Bad Public Speaking Books

by R. L. Howser on December 21, 2013 · 2 comments

“If you want to be a successful speaker”, the experts say, “you’ve got to write a book.” As with most questionable advice, this pernicious bit of conventional wisdom is based in the truth.

It’s true that successful celebrity writers are always in demand as speakers and that they command high fees. Some best-selling writers even make more money from their speaking than they do from their writing.

It’s also true that, with the advent of ebook readers and print on demand (POD) presses, it has never been easier to write, publish and market a book. Social media platforms have made it possible for anyone to build a virtual tribe of followers. Amazon and Apple will handle your fulfillment and billing for you.

It’s a golden age of self-publishing………, and there are a lot of bad public speaking books out there.

Honestly, it’s not so much that they are bad, as that they are pointless. The majority of the speakers writing books are new to the field. They might have some natural talent as a speaker, but most of what they know they learned from other speakers.

As I read their books, all I can think of is, “That’s a Craig Valentine phrase”, “They stole that from Brian Tracy” or “That’s a Zig Ziglar story”. The rest is usually generic advice that we could get from any airline in-flight magazine, such as “be yourself”, “make eye contact” and “speak clearly”.

As marketing pieces, such books might seem impressive, if we overlook the often spotty editing and poor book and cover design, but it would be nice if the author had offered some original insights or ideas.

Otherwise, they’re just big business cards.

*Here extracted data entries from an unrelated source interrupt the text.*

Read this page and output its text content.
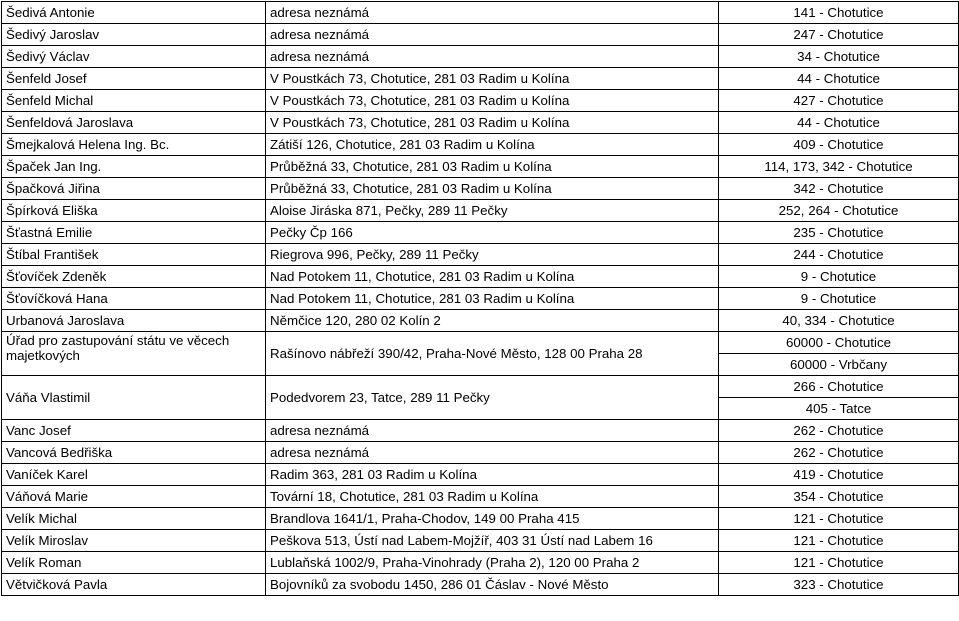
Šedivá Antonie	adresa neznámá	141 - Chotutice
Šedivý Jaroslav	adresa neznámá	247 - Chotutice
Šedivý Václav	adresa neznámá	34 - Chotutice
Šenfeld Josef	V Poustkách 73, Chotutice, 281 03 Radim u Kolína	44 - Chotutice
Šenfeld Michal	V Poustkách 73, Chotutice, 281 03 Radim u Kolína	427 - Chotutice
Šenfeldová Jaroslava	V Poustkách 73, Chotutice, 281 03 Radim u Kolína	44 - Chotutice
Šmejkalová Helena Ing. Bc.	Zátiší 126, Chotutice, 281 03 Radim u Kolína	409 - Chotutice
Špaček Jan Ing.	Průběžná 33, Chotutice, 281 03 Radim u Kolína	114, 173, 342 - Chotutice
Špačková Jiřina	Průběžná 33, Chotutice, 281 03 Radim u Kolína	342 - Chotutice
Špírková Eliška	Aloise Jiráska 871, Pečky, 289 11 Pečky	252, 264 - Chotutice
Šťastná Emilie	Pečky Čp 166	235 - Chotutice
Štíbal František	Riegrova 996, Pečky, 289 11 Pečky	244 - Chotutice
Šťovíček Zdeněk	Nad Potokem 11, Chotutice, 281 03 Radim u Kolína	9 - Chotutice
Šťovíčková Hana	Nad Potokem 11, Chotutice, 281 03 Radim u Kolína	9 - Chotutice
Urbanová Jaroslava	Němčice 120, 280 02 Kolín 2	40, 334 - Chotutice
Úřad pro zastupování státu ve věcech majetkových	Rašínovo nábřeží 390/42, Praha-Nové Město, 128 00 Praha 28	60000 - Chotutice
		60000 - Vrbčany
Váňa Vlastimil	Podedvorem 23, Tatce, 289 11 Pečky	266 - Chotutice
		405 - Tatce
Vanc Josef	adresa neznámá	262 - Chotutice
Vancová Bedřiška	adresa neznámá	262 - Chotutice
Vaníček Karel	Radim 363, 281 03 Radim u Kolína	419 - Chotutice
Váňová Marie	Tovární 18, Chotutice, 281 03 Radim u Kolína	354 - Chotutice
Velík Michal	Brandlova 1641/1, Praha-Chodov, 149 00 Praha 415	121 - Chotutice
Velík Miroslav	Peškova 513, Ústí nad Labem-Mojžíř, 403 31 Ústí nad Labem 16	121 - Chotutice
Velík Roman	Lublaňská 1002/9, Praha-Vinohrady (Praha 2), 120 00 Praha 2	121 - Chotutice
Větvičková Pavla	Bojovníků za svobodu 1450, 286 01 Čáslav - Nové Město	323 - Chotutice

This post was written by...

– who has written 137 posts on Presentation Dynamics.

Contact the author

{ 2 comments… read them below or add one }

1 Richard I. Garber December 27, 2013 at 8:25 am


What’s truly horrifying is to contemplate how many more bad books could be written. To find a title for one, start with an Aspect (Body Language, Fear, PowerPoint, etc.), followed by a Type (Ignite Presentation, TED Talk, Pecha Kucha etc.), and a Niche Market (Corporate Lawyers, Homeopaths, Nurses, Realtors, etc.).

How about Diluting Your Fear of Public Speaking: Pecha Kucha for Homeopaths?


2 R. L. Howser December 27, 2013 at 10:44 am

Thanks, Richard.
I’m just about to head to bed and now I’m guaranteed to have nightmares.